I was starting to feel a bit sore and tired by the time I left the Tawonga Huts and it was a bit of a grind walking the last few kms in fading light to Pretty Valley horse yards, where I arrived at 6pm, by which time it was dark.   This was the location of a planned winter base camp for a friend of mine and it was good to see that all the gear that had been dropped earlier in the season was still in place and untouched.

On the approach to Pretty Valley

On the approach to Pretty Valley

Day 3 - Pretty Valley Horse Yards  - Spion Kopje

'Twas a chilly night, verily!  Apart from the synthetic quilt I wore two base thermal layers, a fleece jacket, a puffy vest, wind shirt, thermal bottoms, fleece beanie, woollen socks and base layer gloves.   But I was still a little cold!   I concluded that I really needed to finish the down quilt I'd been working on for a month or so. [Note: As at August 2014 it's finally finished!  See the post elsewhere on the making of the down quilt.]  I was on the trail by 8:20am.

Pretty Valley horse yards, where I camped for the second night

Pretty Valley Horse Yards

View south from the Horse Yards

Heading away from the Horse Yards

Heading south from the horse yards (looking south west)

Cope Saddle Hut

Route east of Cope Saddle Hut

Cope Hut

Cope Hut - inside

A quick break near Marum Point.

Looking west from near Marum Point, with Rocky Valley Storage in the distance

Snow poles just north of Marum Point

Turn off to Johnston Hut, Mt Nelse in the background

Pretty sure that's Healthy Spur on the left and Baker Spur on the right

Is this not beautiful?

One of many tarns on the approach to Spion Kopje

Hiker dude, hoping for gig in the next Montane catalog

Vapour trails above me.

Spion Kopje Fire Track.  

Spion Kopje Fire Track with my only companion.

Spion Kopje Fire Track.  Stunning high country all around me.

I arrived at the Spion Kopje summit at 5:15pm.  I pitched the tent and tucked into dinner in the increasing cold.  I was then treated to an amazing sky show.

Falls Creek, from Spion Kopje

Sunset from Spion Kopje

Sunset from Spion Kopje

Day 4 - Spion Kopje  - Bogong

It was another cold night, wearing all my items of clothes.  It was also very windy and the Minaret got to have a decent wind test.  I am pleased to say it passed!  (No repeat of my Mt Bogong disaster).  

It was still very cold at dawn, but I got treated with a beautiful sunrise, to match the stunning sunset of the night before.   My photos don't do either justice, but you'll get the idea.  I am sure you will agree that to get the full splendor of it, you will just have to go and camp there yourself!

I headed off at 7:30am, arriving back at my car at Bogong village at 10:30am.
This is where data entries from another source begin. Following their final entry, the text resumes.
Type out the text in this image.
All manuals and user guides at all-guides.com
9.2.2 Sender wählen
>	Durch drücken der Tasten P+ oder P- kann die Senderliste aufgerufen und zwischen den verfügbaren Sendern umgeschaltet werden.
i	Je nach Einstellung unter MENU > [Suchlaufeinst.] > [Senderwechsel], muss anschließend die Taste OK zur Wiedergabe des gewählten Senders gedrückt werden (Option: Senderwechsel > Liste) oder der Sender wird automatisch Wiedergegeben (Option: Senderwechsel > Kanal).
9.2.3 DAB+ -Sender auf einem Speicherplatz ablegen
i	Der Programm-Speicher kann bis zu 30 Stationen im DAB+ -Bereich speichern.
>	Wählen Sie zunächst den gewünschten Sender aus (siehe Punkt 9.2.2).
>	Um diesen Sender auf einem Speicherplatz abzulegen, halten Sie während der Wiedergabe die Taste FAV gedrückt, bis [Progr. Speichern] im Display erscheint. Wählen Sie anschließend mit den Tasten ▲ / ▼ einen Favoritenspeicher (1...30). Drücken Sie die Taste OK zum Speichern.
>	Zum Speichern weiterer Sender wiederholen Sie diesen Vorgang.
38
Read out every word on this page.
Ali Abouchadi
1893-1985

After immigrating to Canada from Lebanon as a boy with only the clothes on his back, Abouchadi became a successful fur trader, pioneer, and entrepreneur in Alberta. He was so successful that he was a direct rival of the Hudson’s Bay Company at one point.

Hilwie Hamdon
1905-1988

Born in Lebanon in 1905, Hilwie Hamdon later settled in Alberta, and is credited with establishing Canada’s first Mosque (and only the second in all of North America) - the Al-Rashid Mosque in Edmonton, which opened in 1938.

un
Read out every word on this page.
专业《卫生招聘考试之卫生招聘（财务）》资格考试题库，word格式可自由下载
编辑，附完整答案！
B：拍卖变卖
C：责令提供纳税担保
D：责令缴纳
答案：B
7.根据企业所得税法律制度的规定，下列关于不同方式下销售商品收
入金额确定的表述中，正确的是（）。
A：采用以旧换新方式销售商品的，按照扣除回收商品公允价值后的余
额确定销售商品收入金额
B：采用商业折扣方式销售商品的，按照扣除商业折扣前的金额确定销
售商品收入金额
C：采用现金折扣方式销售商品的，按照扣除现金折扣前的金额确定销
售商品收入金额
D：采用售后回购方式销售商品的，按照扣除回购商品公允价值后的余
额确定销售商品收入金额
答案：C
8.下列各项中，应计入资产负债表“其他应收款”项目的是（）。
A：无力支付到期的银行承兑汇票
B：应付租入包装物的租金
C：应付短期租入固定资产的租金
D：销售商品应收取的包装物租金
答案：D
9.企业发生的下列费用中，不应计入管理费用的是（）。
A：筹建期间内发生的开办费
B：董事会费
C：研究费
My camp at sunrise, Spion Kopje

Glorious sunrise from Spion Kopje

Morning clouds roll over the hills north of Spion Kopje

Descending the Spion Kopje Fire Track (west)

Spion Kopje Fire Track (west).
This track descends down a steep, scrambly path.  My route however, continued down  the fire track

Rocky Valley Creek

Rocky Valley Creek.  There's a shallow ford here.

Les Stroud impersonation

The key facts:

Walking time/distance - 23.5 hours / 63km
  • Day 1 - Bogong to Springs Saddle - 3 hours / 7km
  • Day 2 - Springs Saddle to Pretty Valley - 9.5 hours / 21kms
  • Day 3 - Pretty Valley to Spion Kopje - 8 hours / 28.5kms
  • Day 4 - Spion Kopje - Bogong - 3 hours / 9.5km
Water - I found a couple of small brooks along the Fainters-Jaithmathang section; elsewise, there were plenty of locations, for this time of year (early winter)

Maps - SV Maps Bogong Alpine Area Outdoor Recreation Guide 1:50,000
GPS - iPhone 4S with Mud-maps app, incl 1:25k maps.

For those not into 30km days, the walk could be spread over an extra day, with possible camps at Bogong Jack Saddle, Tawonga Huts, Johnston Hut (or perhaps Marum Point) and Spion Kopje.  The walk could also be done in the reverse direction, with a stiff ascent of Spion Kopje on day 1.